MEET PRIMA BALLERINA MONIQUE SCOHY
Meet Monique Scohy – a style aficionado and former prima ballerina in her Stockholm home.
MONIQUE IN OH-14
High up among the rooftops on Folkungagatan on Södermalm in Stockholm, a former prima ballerina raises her champagne glass. “Life starts after 40,” she says.
Monique Scohy is not a big fan of winter in Stockholm. When the OH MY EYES team meet with her there are just a few weeks to go until she’s off with her husband Nils Gunnar Zander to their second home in Melbourne.
Monique was born in Marseille in the south of France but moved to London at 16 to join the Royal Ballet School. “I was terrified. I could hardly speak any English.” Despite the tough schedule – “we only had Sundays to rest…” – it was all worth it.
“It is a nightmare when you think about it. You truly have to love being in the theatre.”
At 17, in 1967, Monique moved to Sydney to join the Australian Ballet Company as the youngest dancer along the star ballet duo of the time: Rudolf Nureyev and Dame Margot Fonteyn.

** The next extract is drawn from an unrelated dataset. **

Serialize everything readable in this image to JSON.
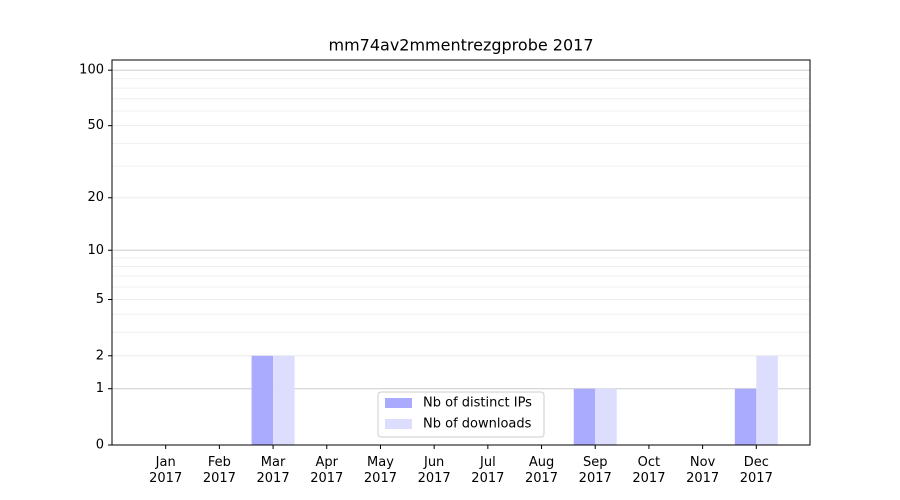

“I was always very nervous before entering stage. But as soon as I put my foot on it my body relaxed,” she says. “To share that with an audience was incredible.”
Monique was just about to learn Romeo & Juliet when she had to stop dancing at the age of 26 after an operation on her foot. “I tried for one year but I couldn’t return to the level I wished for. It was a short career. Intensive but short.”
A decade later, at 40, Monique was about to start all over again when she met Nils Gunnar, a Swedish artist who had travelled to Australia to paint. “I had a friend who wanted me to meet Zander. And all of a sudden he showed up to see a Yves Saint Laurent fashion show in Melbourne,” she says. In fact he was there to see Monique. Soon they fell in love over lunch in a Japanese restaurant. They moved in together and nine years later they got married in Nils Gunnar’s studio in Melbourne.
“We celebrated with lots of champagne,” Monique recalls.
MONIQUE IN OH-14
When she poses in front of our camera it is like she is back on the ballet stage. She wears: an Saint Laurent black velvet blazer that she bought in 1975. Underneath it – a Commes de Garcons crisp white shirt and black Prada trousers. Her shoes: Yves Saint Laurent. Her red, short and messy hairdo compliments her strict, classic sense of style.
“When I choose an outfit it is like choosing a costume for the theatre. You go from one role to the other, from resembling a flower to wearing incredible fashion.”
She has a big sunglass collection down under, so unfortunately we can’t see it. “A pair of sunglasses complete an ensemble,” she says with her charming French accent.
“When I go in to the theatre I put my sunglasses on, and when I leave I take them off.”
“When I go in to the theatre I put my sunglasses on, and when I leave I take them off. Depending on the style and mood, they can change your personality. You can be tough, feminim, mysterious,” she says and winks. Most importantly, she would never follow fashion trends.
“I’m the opposite. If it’s supposed to be squared, I wear round,” Monique ends.